Problem statement

https://leetcode.com/problems/find-peak-element/

Solution

There is a huge hint given in the problem description: we need to find solution with complexity O(log n) and we immedietly must think about binary search. Let us consider the case [-inf, 1, 2, 1, 3, 5, 6, 4, inf]. We need to find place k, such that nums[k] < nums[k+1] and nums[k+1] > nums[k+2]. Let us compare all pairs of adjacent elements and ask question: if the first one is smaller then the second, for our array we have [True, True, False, True, True, True, False, False]. Then what we need to find in this array is any two adjacent places where we have pair True, False. Note, that first element is always True and last is always False, so we have True, .............., False.

Now, let us choose element in the middle, and we can have two options: 1) It is True, so we have True, ......, True, ......., False and in this case for the second half we have property that it starts with True and ends with False. 2) It is False, so we have True, ......, False, ......., False and in this case for the first half we have property that it starts with True and ends with False.

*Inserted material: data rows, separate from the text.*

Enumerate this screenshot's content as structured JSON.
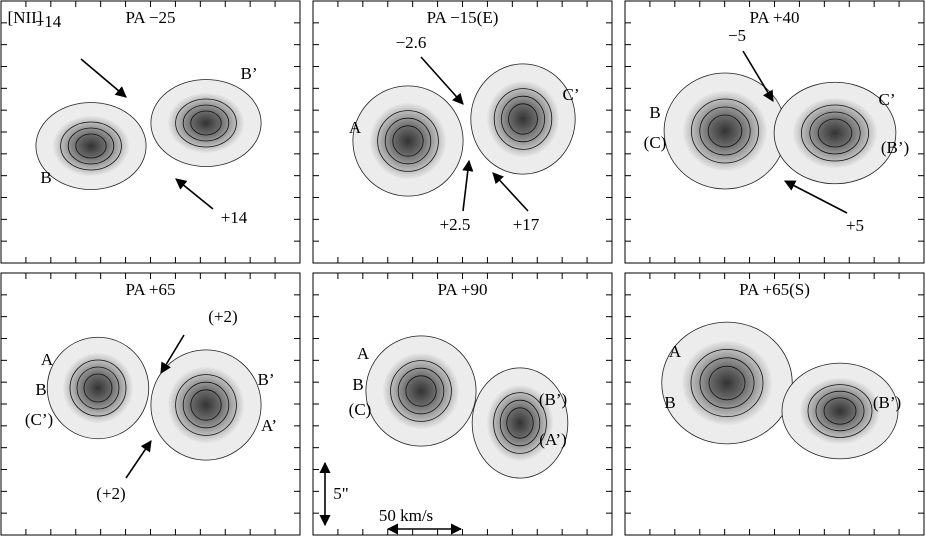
{
  "figure_label": "[NII]",
  "panels": [
    {
      "title": "PA −25",
      "labels": [
        "−14",
        "B’",
        "B",
        "+14"
      ]
    },
    {
      "title": "PA −15(E)",
      "labels": [
        "−2.6",
        "C’",
        "A",
        "+2.5",
        "+17"
      ]
    },
    {
      "title": "PA +40",
      "labels": [
        "−5",
        "B",
        "C’",
        "(C)",
        "(B’)",
        "+5"
      ]
    },
    {
      "title": "PA +65",
      "labels": [
        "(+2)",
        "A",
        "B",
        "B’",
        "(C’)",
        "A’",
        "(+2)"
      ]
    },
    {
      "title": "PA +90",
      "labels": [
        "A",
        "B",
        "(C)",
        "(B’)",
        "(A’)"
      ]
    },
    {
      "title": "PA +65(S)",
      "labels": [
        "A",
        "B",
        "(B’)"
      ]
    }
  ],
  "scale_bar": {
    "vertical": "5\"",
    "horizontal": "50 km/s"
  }
}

So, in any case we save the property that it starts with True and ends with False. Each time we decrease length of interal twice, so:

Complexity

Time complexity is O(log n), space complexity is O(1).

Code

class Solution:
    def findPeakElement(self, nums):
        beg, end = 0, len(nums) - 1
        while beg < end:
            mid = (beg + end)//2
            if nums[mid] < nums[mid + 1]:
                beg = mid + 1
            else:
                end = mid

        return end